In light of the recent revelation that Lance Armstrong did indeed cheat, how naive are we to think the hop trainers in racing aren't running amock with yet-untestable substances, and lasix use helps mask other substances. My God, you can't train/race/breed without the crutches of lasix/race-day bute? Get this sport clean or read its obit in about 20-30 years!

11 Oct 2012 4:52 PM

Mmmm,  and exactly what was your record when you entered the trsining pool a few years back?

11 Oct 2012 8:42 PM


Started racing in 1974 at age 3

Last race was August 15, 1980

Career stats: 114 total starts with 20 wins, 18 seconds, 12 thirds, and total earnings of $85,592

16 Oct 2012 9:31 AM
Mike Relva


No I don't train, nor pretend to.

16 Oct 2012 7:09 PM
Mike Relva


Stand by what I stated, it's as simple as that. If you wanna give your pal carte blanche, be my guest.

16 Oct 2012 7:12 PM

"There are none so blind as those who will not see."  If it walks like a duck, talks like a duck, hey, it's a duck!  One does not have to be a vet, a trainer or even associated in any way with the sport of horseracing to understand what Mr. Ola has stated here. The statistics at the Jockey Club don't lie:  the decline in number of starts (annual and lifetime) exactly track with the rise in Lasix use.  For every so-called expert who says Lasix does no harm, there are others who strongly disagree, with both medical and non-medical backgrounds.

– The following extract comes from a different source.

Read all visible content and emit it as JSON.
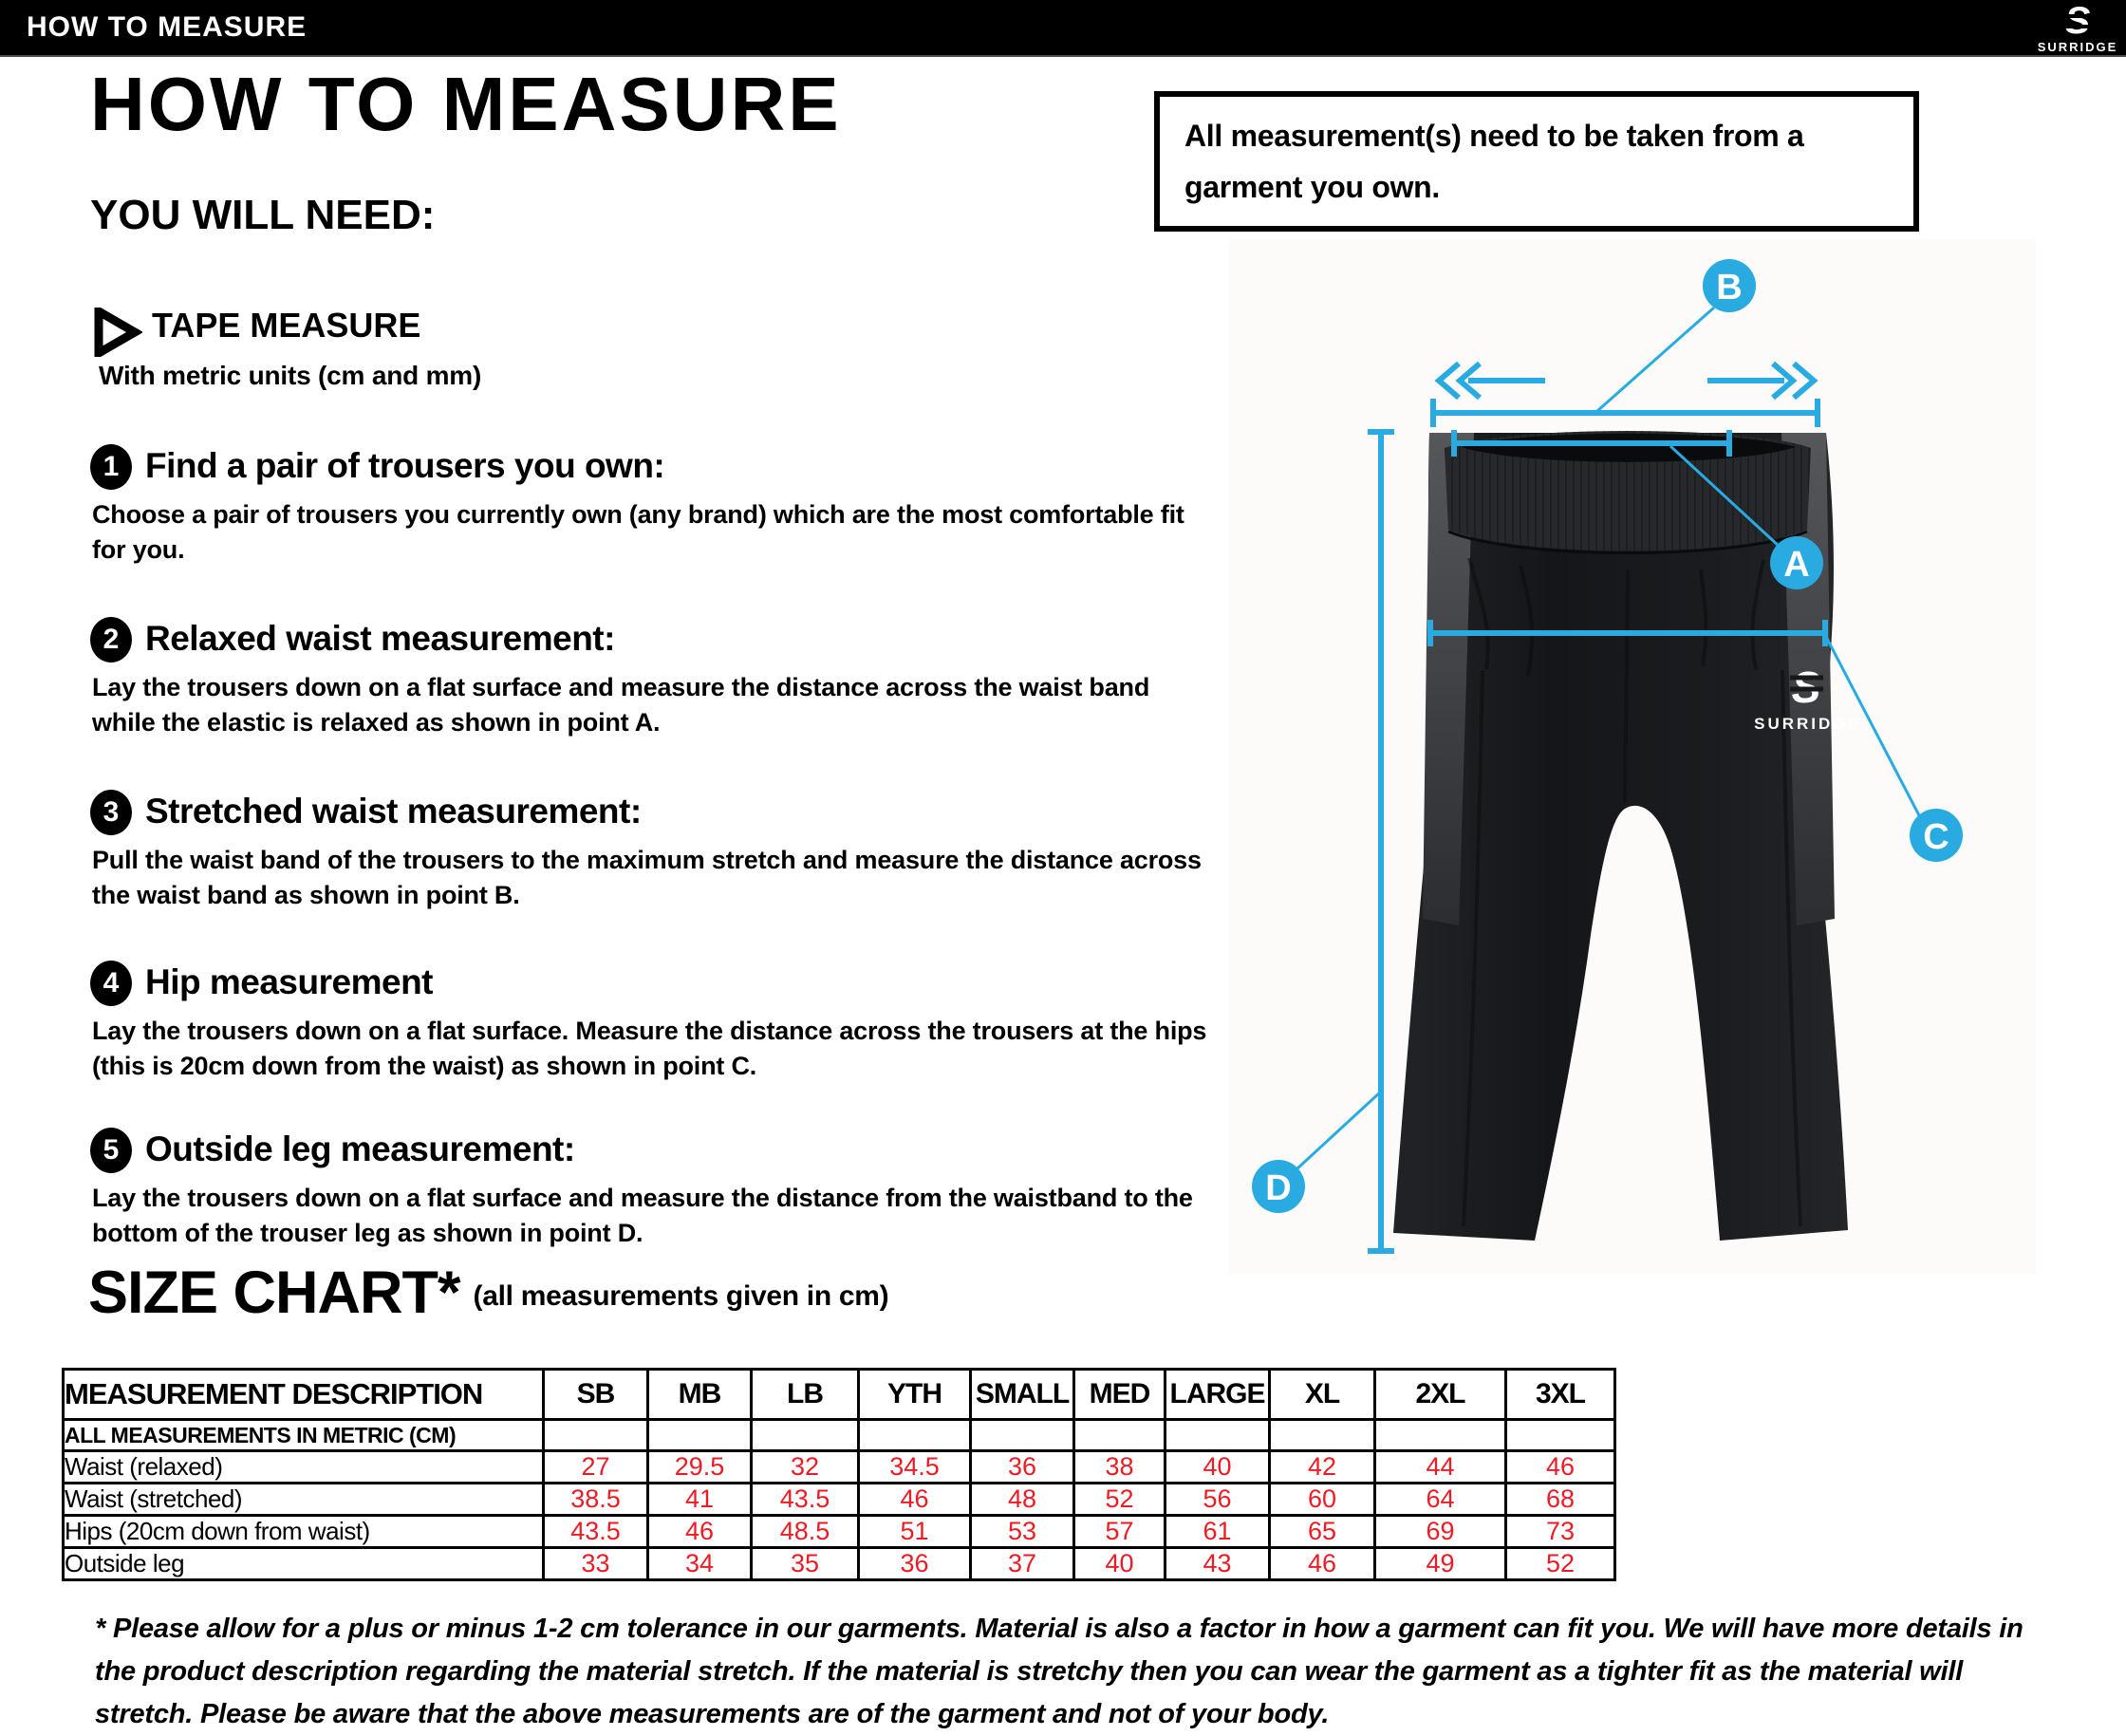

The momentum is away from raceday meds -- the leaders at the top of the sport, including the Jockey Club, the RCI, the Breeders Cup, and the world-wide racing community all concur. So, it doesn't much matter that the naysayers continue to harp with their pitiful justifications to continue a practice that has so clearly had a deleterious effect on our beautiful equestrian athletes.  Those in authority and at the top of the American sport -- along with the fans and general public -- want these drugs gone....and, this time, they will be successful.  The process isn't pretty, and those on the wrong side of this issue will not go quietly into the good night.  So be it.